Ask the user to confirm:
- **Database/dialect** (PostgreSQL / MySQL / BigQuery / Snowflake / SQLite / Standard SQL)
- **Table and column names** (if known; otherwise use descriptive placeholder names like `users`, `orders`, `user_id`)
- **Any filters, sorting, or aggregation requirements**
Produce:
1. The SQL query with inline comments
2. Plain English explanation (Mode 1 format)
---
## Mode 4: Document
When asked to create documentation for a query or table:
### Query Documentation
```
Query: [Name]
Purpose: [One sentence — what business question this answers]
Author: [If provided]
Last reviewed: [If provided]
Inputs:
- Table: [table_name] — [what it contains]
- Filter: [any WHERE conditions and their business meaning]
Output columns:
| Column | Type | Description |
|--------|------|-------------|
| [name] | [type] | [plain English description] |
Assumptions:
- [Any implicit assumptions the query makes]
Known limitations:
- [Edge cases not handled, data quality dependencies, etc.]
```
---
## Quality Checks
- [ ] Plain English explanation avoids SQL jargon
- [ ] Optimisation suggestions include before/after SQL
- [ ] Written queries include inline comments
- [ ] Output shape is described (columns, row grain, ordering)

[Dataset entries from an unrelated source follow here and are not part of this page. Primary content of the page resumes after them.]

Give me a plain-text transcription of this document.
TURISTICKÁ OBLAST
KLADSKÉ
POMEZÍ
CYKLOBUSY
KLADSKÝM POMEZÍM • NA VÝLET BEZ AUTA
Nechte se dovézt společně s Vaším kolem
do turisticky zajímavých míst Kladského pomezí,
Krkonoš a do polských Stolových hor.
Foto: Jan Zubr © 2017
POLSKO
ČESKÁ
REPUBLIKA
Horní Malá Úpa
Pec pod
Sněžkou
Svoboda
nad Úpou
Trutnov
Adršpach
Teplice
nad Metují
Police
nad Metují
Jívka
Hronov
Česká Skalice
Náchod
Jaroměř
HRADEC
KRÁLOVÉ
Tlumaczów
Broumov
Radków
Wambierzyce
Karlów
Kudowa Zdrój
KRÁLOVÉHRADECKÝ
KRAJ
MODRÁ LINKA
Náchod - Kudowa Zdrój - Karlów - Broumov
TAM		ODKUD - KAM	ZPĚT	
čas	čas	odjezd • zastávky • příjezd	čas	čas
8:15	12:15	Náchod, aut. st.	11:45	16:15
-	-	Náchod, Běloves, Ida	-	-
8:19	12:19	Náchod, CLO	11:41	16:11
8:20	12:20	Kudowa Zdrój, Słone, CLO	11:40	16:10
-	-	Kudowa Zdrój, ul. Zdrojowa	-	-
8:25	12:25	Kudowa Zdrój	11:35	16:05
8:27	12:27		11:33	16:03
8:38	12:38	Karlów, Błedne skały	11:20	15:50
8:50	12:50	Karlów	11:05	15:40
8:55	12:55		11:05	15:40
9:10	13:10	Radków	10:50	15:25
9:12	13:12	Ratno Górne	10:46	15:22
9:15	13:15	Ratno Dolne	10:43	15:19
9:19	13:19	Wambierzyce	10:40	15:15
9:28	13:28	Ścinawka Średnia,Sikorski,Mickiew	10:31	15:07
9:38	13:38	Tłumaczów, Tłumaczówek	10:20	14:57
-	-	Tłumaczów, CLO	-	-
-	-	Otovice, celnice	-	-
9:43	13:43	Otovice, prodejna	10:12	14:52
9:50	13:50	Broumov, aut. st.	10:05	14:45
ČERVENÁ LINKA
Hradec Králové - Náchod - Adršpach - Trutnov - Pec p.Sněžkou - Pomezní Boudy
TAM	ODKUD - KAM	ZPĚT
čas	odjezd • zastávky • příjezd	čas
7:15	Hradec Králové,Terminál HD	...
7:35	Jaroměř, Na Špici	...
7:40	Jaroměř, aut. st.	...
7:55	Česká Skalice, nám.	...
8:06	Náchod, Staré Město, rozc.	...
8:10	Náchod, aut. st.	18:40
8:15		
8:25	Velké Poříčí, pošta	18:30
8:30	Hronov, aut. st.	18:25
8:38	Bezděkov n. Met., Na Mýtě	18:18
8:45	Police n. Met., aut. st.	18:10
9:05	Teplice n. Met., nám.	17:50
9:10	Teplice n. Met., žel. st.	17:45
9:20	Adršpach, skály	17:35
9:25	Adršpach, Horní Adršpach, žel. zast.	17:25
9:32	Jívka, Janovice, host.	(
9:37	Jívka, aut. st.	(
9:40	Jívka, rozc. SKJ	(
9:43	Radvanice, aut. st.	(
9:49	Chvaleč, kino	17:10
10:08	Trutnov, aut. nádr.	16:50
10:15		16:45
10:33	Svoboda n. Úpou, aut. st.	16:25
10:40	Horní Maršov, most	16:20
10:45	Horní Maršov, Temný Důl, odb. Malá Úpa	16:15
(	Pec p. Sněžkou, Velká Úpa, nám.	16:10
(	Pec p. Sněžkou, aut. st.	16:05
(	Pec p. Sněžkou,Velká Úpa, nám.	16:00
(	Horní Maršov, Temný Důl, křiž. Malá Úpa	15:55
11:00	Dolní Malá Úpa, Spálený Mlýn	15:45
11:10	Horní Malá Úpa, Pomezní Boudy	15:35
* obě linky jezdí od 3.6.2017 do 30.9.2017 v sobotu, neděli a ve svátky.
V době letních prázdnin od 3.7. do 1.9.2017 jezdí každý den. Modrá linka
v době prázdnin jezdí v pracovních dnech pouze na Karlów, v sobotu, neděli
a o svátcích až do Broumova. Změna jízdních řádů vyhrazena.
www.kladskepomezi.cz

- [ ] Dialect-specific syntax is flagged when non-standard
## Example Trigger Phrases
- "Explain this SQL query: [paste query]"
- "Optimise this slow query: [paste query]"
- "Write a SQL query that [natural language description]"
- "Document this query for my non-technical stakeholders"
- "Why is this query returning unexpected results?"